Please click here for lots more pictures of the construction and final guitar.

2001 Bailey Build-Your-Own (BYO) course #2

March to July 2001


Having attended Mark Bailey's Build Your Own guitar course in 2000 I just HAD to go back and attempt a set neck instrument.

The body is constructed from a block of selected mahogony with a book-matched maple cap - deeply carved.

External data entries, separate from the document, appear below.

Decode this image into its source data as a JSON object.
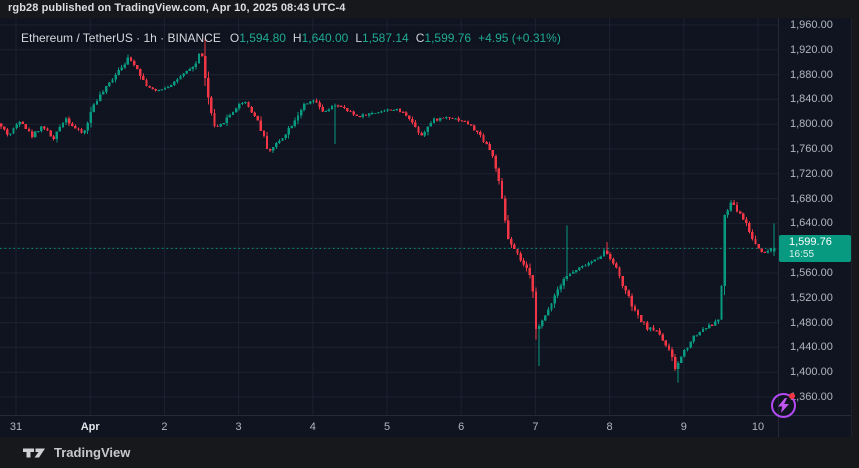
{
  "attribution": {
    "text": "rgb28 published on TradingView.com, Apr 10, 2025 08:43 UTC-4"
  },
  "header": {
    "title": "Ethereum / TetherUS · 1h · BINANCE",
    "symbol": "Ethereum / TetherUS",
    "interval": "1h",
    "exchange": "BINANCE",
    "ohlc": [
      {
        "label": "O",
        "value": "1,594.80"
      },
      {
        "label": "H",
        "value": "1,640.00"
      },
      {
        "label": "L",
        "value": "1,587.14"
      },
      {
        "label": "C",
        "value": "1,599.76"
      }
    ],
    "change": "+4.95 (+0.31%)"
  },
  "price_scale": {
    "labels": [
      "1,960.00",
      "1,920.00",
      "1,880.00",
      "1,840.00",
      "1,800.00",
      "1,760.00",
      "1,720.00",
      "1,680.00",
      "1,640.00",
      "1,560.00",
      "1,520.00",
      "1,480.00",
      "1,440.00",
      "1,400.00",
      "1,360.00"
    ]
  },
  "time_scale": {
    "ticks": [
      {
        "label": "31",
        "d": 0
      },
      {
        "label": "Apr",
        "d": 1,
        "bold": true
      },
      {
        "label": "2",
        "d": 2
      },
      {
        "label": "3",
        "d": 3
      },
      {
        "label": "4",
        "d": 4
      },
      {
        "label": "5",
        "d": 5
      },
      {
        "label": "6",
        "d": 6
      },
      {
        "label": "7",
        "d": 7
      },
      {
        "label": "8",
        "d": 8
      },
      {
        "label": "9",
        "d": 9
      },
      {
        "label": "10",
        "d": 10
      }
    ]
  },
  "price_label": {
    "price": "1,599.76",
    "countdown": "16:55"
  },
  "footer": {
    "logo_text": "TradingView"
  },
  "colors": {
    "up": "#089981",
    "down": "#f23645",
    "badge_bg": "#089981",
    "grid": "#1e2434",
    "chart_bg": "#0f1420",
    "page_bg": "#17181c",
    "axis_text": "#b2b5be",
    "accent_purple": "#b24bf3",
    "notification_red": "#f23645"
  },
  "chart_data": {
    "type": "candlestick",
    "title": "Ethereum / TetherUS",
    "exchange": "BINANCE",
    "interval": "1h",
    "ylim": [
      1360,
      1960
    ],
    "y_step": 40,
    "x_days": [
      "31",
      "Apr",
      "2",
      "3",
      "4",
      "5",
      "6",
      "7",
      "8",
      "9",
      "10"
    ],
    "grid": true,
    "candles_per_day": 24,
    "d_start": -0.2,
    "d_end": 10.22,
    "seed": 42,
    "last_bar": {
      "open": 1594.8,
      "high": 1640.0,
      "low": 1587.14,
      "close": 1599.76,
      "change": 4.95,
      "change_pct": 0.31
    },
    "anchors": [
      [
        -0.21,
        1802
      ],
      [
        -0.05,
        1782
      ],
      [
        0.1,
        1808
      ],
      [
        0.25,
        1780
      ],
      [
        0.4,
        1798
      ],
      [
        0.55,
        1775
      ],
      [
        0.7,
        1812
      ],
      [
        0.82,
        1795
      ],
      [
        0.95,
        1784
      ],
      [
        1.1,
        1835
      ],
      [
        1.25,
        1857
      ],
      [
        1.4,
        1885
      ],
      [
        1.55,
        1905
      ],
      [
        1.65,
        1896
      ],
      [
        1.78,
        1866
      ],
      [
        1.92,
        1852
      ],
      [
        2.1,
        1862
      ],
      [
        2.3,
        1880
      ],
      [
        2.46,
        1896
      ],
      [
        2.54,
        1922
      ],
      [
        2.6,
        1860
      ],
      [
        2.72,
        1790
      ],
      [
        2.86,
        1806
      ],
      [
        3.0,
        1826
      ],
      [
        3.12,
        1838
      ],
      [
        3.3,
        1806
      ],
      [
        3.45,
        1756
      ],
      [
        3.6,
        1774
      ],
      [
        3.76,
        1800
      ],
      [
        3.9,
        1828
      ],
      [
        4.05,
        1838
      ],
      [
        4.2,
        1818
      ],
      [
        4.35,
        1832
      ],
      [
        4.5,
        1822
      ],
      [
        4.65,
        1812
      ],
      [
        4.85,
        1818
      ],
      [
        5.0,
        1822
      ],
      [
        5.15,
        1824
      ],
      [
        5.32,
        1814
      ],
      [
        5.5,
        1782
      ],
      [
        5.66,
        1806
      ],
      [
        5.85,
        1812
      ],
      [
        6.0,
        1808
      ],
      [
        6.12,
        1802
      ],
      [
        6.25,
        1788
      ],
      [
        6.4,
        1766
      ],
      [
        6.5,
        1738
      ],
      [
        6.58,
        1680
      ],
      [
        6.68,
        1612
      ],
      [
        6.8,
        1588
      ],
      [
        6.92,
        1566
      ],
      [
        7.0,
        1545
      ],
      [
        7.06,
        1468
      ],
      [
        7.16,
        1486
      ],
      [
        7.28,
        1520
      ],
      [
        7.42,
        1552
      ],
      [
        7.56,
        1562
      ],
      [
        7.7,
        1572
      ],
      [
        7.86,
        1582
      ],
      [
        7.98,
        1596
      ],
      [
        8.1,
        1576
      ],
      [
        8.25,
        1532
      ],
      [
        8.4,
        1492
      ],
      [
        8.55,
        1472
      ],
      [
        8.7,
        1466
      ],
      [
        8.85,
        1432
      ],
      [
        8.93,
        1404
      ],
      [
        9.0,
        1424
      ],
      [
        9.15,
        1455
      ],
      [
        9.3,
        1470
      ],
      [
        9.45,
        1478
      ],
      [
        9.53,
        1488
      ],
      [
        9.59,
        1636
      ],
      [
        9.66,
        1676
      ],
      [
        9.74,
        1664
      ],
      [
        9.82,
        1652
      ],
      [
        9.9,
        1636
      ],
      [
        9.97,
        1614
      ],
      [
        10.05,
        1600
      ],
      [
        10.13,
        1592
      ],
      [
        10.22,
        1600
      ]
    ],
    "wick_events": [
      {
        "d": 2.56,
        "side": "high",
        "price": 1939
      },
      {
        "d": 4.32,
        "side": "low",
        "price": 1768
      },
      {
        "d": 7.06,
        "side": "low",
        "price": 1410
      },
      {
        "d": 7.42,
        "side": "high",
        "price": 1637
      },
      {
        "d": 7.98,
        "side": "high",
        "price": 1610
      },
      {
        "d": 8.93,
        "side": "low",
        "price": 1383
      },
      {
        "d": 10.22,
        "side": "high",
        "price": 1640
      }
    ]
  }
}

The neck and head are also hewn from a single block of mahogony. An offcut from the maple cap was book-matched and glued to the face of the headstock.

The fingerboard is ebony.

I decided not to inlay marker dots on the face of the fingerboard. There are small position dots conventionally down the side of the neck. Wide fretwire was used for easy bending.

The nut is graphtec and the tuners are gold locking Spertzels (and very smart too). The instrument has a gold Wilkinson tremelo bridge.

I chose Seymour Duncan humbuckers; a Jazz at the neck and a JB for the bridge. There is one tone and one volume control. The pickups can both be tapped via a push-pull pot.

It took me four weekends to make the guitar plus an assembly / setting-up day. Mark kindly sprayed the instrument with nitro-cellulose.

Click here for more pictures of this instrument.

2003 Gibson SG Special Pete Townsend signature

2003 Gretsch Country Classic I


When Chet Atkins moved in the Gibson direction Gretsch lost the right to call the 6220S a "Country Gentlemen" - instead it was called a "Country Classic". The 'I' indicates a single cutaway. Double cuts are predictably suffixed by 'II".

I sold my 335 to enter the rockabilly realm of Gretsch. I've always loved Brian Setzer's playing and Richard leant me his White Falcon at a practice after the guitar I had bought along failed. I was smitten!

I can't make my mind up with this guitar whether I prefer the scratchplate on or off... Normally it's not an issue - I generally don't like scatchplate- period.

This guitar loves The Monkees songs, Pretty Woman and Sleepwalk.. plus anything rockabilly...


2004 Baldwin Burns Marvin 1966

Serial number 19240. Built in December 1966.

2005 Gibson Les Paul standard, custom shop '59 relic

Built in 1999 and tastefully aged. Purchased from Guitar World, Orlando.